Kliger cited Pandora as a direct example. The jewelry brand implemented an AI-powered product search in September and saw product lookups become 66% faster, with 30 seconds saved per item and item-to-cart speed doubling. The improvement addressed a specific operational challenge: Pandora does not use barcodes on displayed products, so associates previously had to look up items manually in a reference book.
“This empowers brand new associates who before did not have the knowledge of how the book was laid out with all the products to actually perform like they’re in the top 5% of that store’s staff,” Kliger said.
He also described a capability within KWI’s platform that allows associates to search for products by speaking directly to the POS. For example, asking for skin creams that do not contain a specific allergen. “Today if I want to sell you some skin cream and you tell me that you’re allergic to this particular ingredient, I don’t even think that’s possible without AI,” he said.
The Architecture Question: Unified Commerce vs. Bolt-On AI
Kliger was direct about the limits of AI layered onto fragmented systems. Without clean, unified data, AI cannot deliver the full picture it needs to be useful, and may lead to poor decisions.

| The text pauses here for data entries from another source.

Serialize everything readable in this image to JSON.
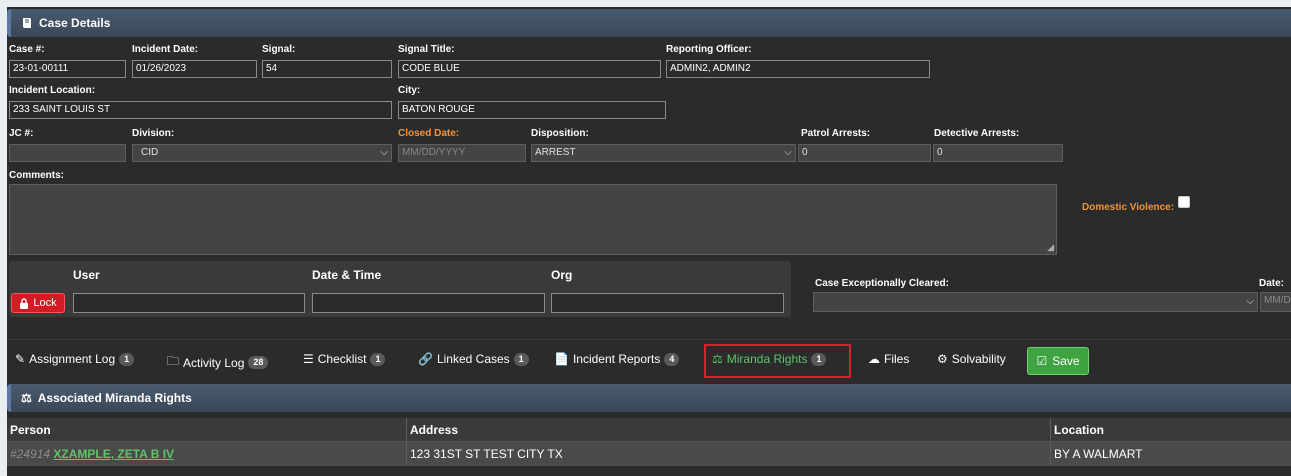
{
  "case_details": {
    "title": "Case Details",
    "case_no_label": "Case #:",
    "case_no": "23-01-00111",
    "incident_date_label": "Incident Date:",
    "incident_date": "01/26/2023",
    "signal_label": "Signal:",
    "signal": "54",
    "signal_title_label": "Signal Title:",
    "signal_title": "CODE BLUE",
    "reporting_officer_label": "Reporting Officer:",
    "reporting_officer": "ADMIN2, ADMIN2",
    "incident_location_label": "Incident Location:",
    "incident_location": "233 SAINT LOUIS ST",
    "city_label": "City:",
    "city": "BATON ROUGE",
    "jc_label": "JC #:",
    "jc": "",
    "division_label": "Division:",
    "division": "CID",
    "closed_date_label": "Closed Date:",
    "closed_date_placeholder": "MM/DD/YYYY",
    "disposition_label": "Disposition:",
    "disposition": "ARREST",
    "patrol_arrests_label": "Patrol Arrests:",
    "patrol_arrests": "0",
    "detective_arrests_label": "Detective Arrests:",
    "detective_arrests": "0",
    "comments_label": "Comments:",
    "domestic_violence_label": "Domestic Violence:"
  },
  "lock": {
    "col_user": "User",
    "col_datetime": "Date & Time",
    "col_org": "Org",
    "lock_label": "Lock"
  },
  "cleared": {
    "label": "Case Exceptionally Cleared:",
    "date_label": "Date:",
    "date_placeholder": "MM/DD/YYYY"
  },
  "tabs": [
    {
      "label": "Assignment Log",
      "count": "1"
    },
    {
      "label": "Activity Log",
      "count": "28"
    },
    {
      "label": "Checklist",
      "count": "1"
    },
    {
      "label": "Linked Cases",
      "count": "1"
    },
    {
      "label": "Incident Reports",
      "count": "4"
    },
    {
      "label": "Miranda Rights",
      "count": "1"
    },
    {
      "label": "Files"
    },
    {
      "label": "Solvability"
    }
  ],
  "save_label": "Save",
  "miranda": {
    "title": "Associated Miranda Rights",
    "columns": [
      "Person",
      "Address",
      "Location"
    ],
    "rows": [
      {
        "id": "#24914",
        "person": "XZAMPLE, ZETA B IV",
        "address": "123 31ST ST TEST CITY TX",
        "location": "BY A WALMART"
      }
    ]
  },
  "colors": {
    "accent_green": "#5fc36a",
    "orange_label": "#f0943c",
    "lock_red": "#d21c24",
    "save_green": "#3ea340",
    "highlight_red": "#d9232a"
  }
}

“Having AI bolt on top of a POS system versus a unified commerce platform will not reach the goals that brand is looking to achieve because they’ll only have a certain amount of data,” he said.
A unified commerce architecture, by contrast, gives associates a single view of the customer, inventory, order history, returns and fulfillment options across channels. That foundation enables endless-aisle selling and smoother returns, all in one interface, without toggling between systems.

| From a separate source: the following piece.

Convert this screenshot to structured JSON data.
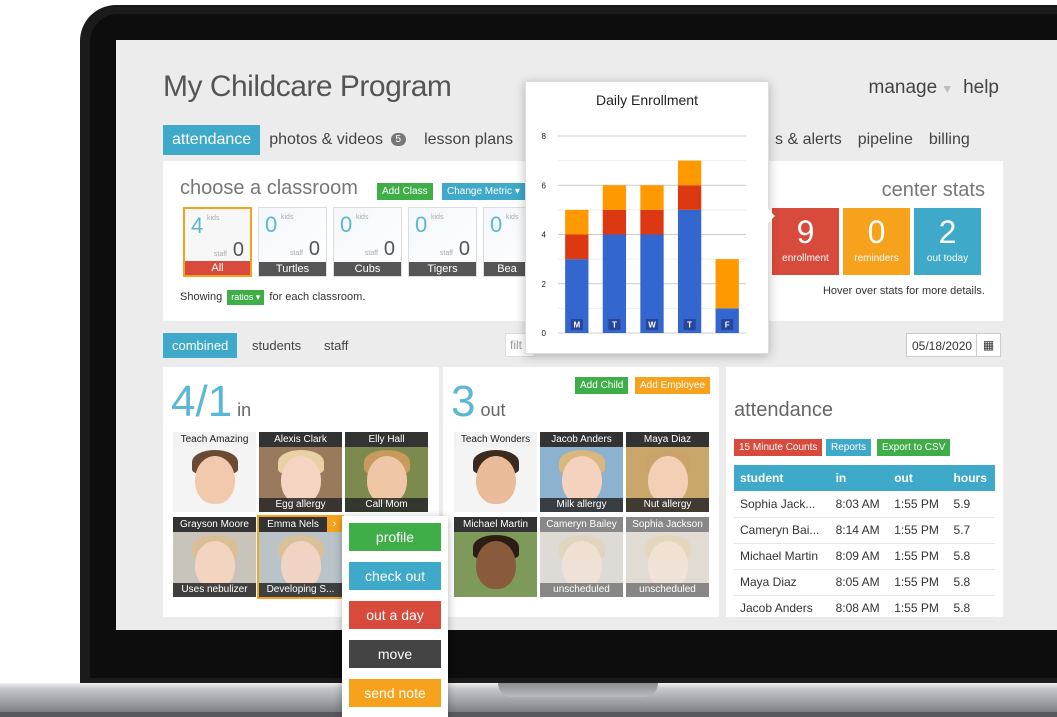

He pointed to John Hardy as an example: the brand drove a 23% sales lift on targeted campaigns because its customer data was clean and unified. The contrast, Kliger noted, is retailers who maintain separate customer records for online and in-store purchases, making it impossible to get a complete view of that customer’s history or lifetime value.
The Associate Role in 2030
Looking ahead to 2030, Kliger described a shift away from the cashier function and toward a more advisory role. Routine tasks such as paperwork, lookups and calls to other stores will be handled more efficiently by AI, freeing associates to spend more time selling and solving customer problems.
“In 2030, the associate is not a cashier,” Kliger said. “They’re a ‘clienteling’ expert, a stylist, a problem solver, an expert in the product, a brand ambassador.”
He compared the future associate to a car dealership salesperson who knows every feature of every model, except that retail involves thousands of products across different sizes, styles and customer preferences. AI, he argued, gives associates the product knowledge depth needed to have those expert conversations at scale.
Kliger also made a point about employee retention. Better tools do not just improve the customer experience, they make the job less frustrating and more effective, which reduces turnover. “People leave their companies because their job is too hard,” he said. “They’re not given the right tools.”
Measuring the Return on AI Investment
When asked how retailers should measure success with AI, Kliger framed it as an investment question, not a cost question.
Key metrics he identified include time to serve a customer, number of transactions, line items per transaction, employee retention, revenue and profitability. “AI cannot be an expense that will take more margin out of your business,” he said. “AI has to actually increase your retention, your profitability and your revenue because it’s an investment, not an expense.”
His closing message for specialty retail leaders was straightforward: “Retail is about people. AI just lets the good ones become great. And the retailers seeing the greatest returns are the ones doubling down on those people, not cutting them. Because the ones that cut them, by 2030, they probably won’t be around.”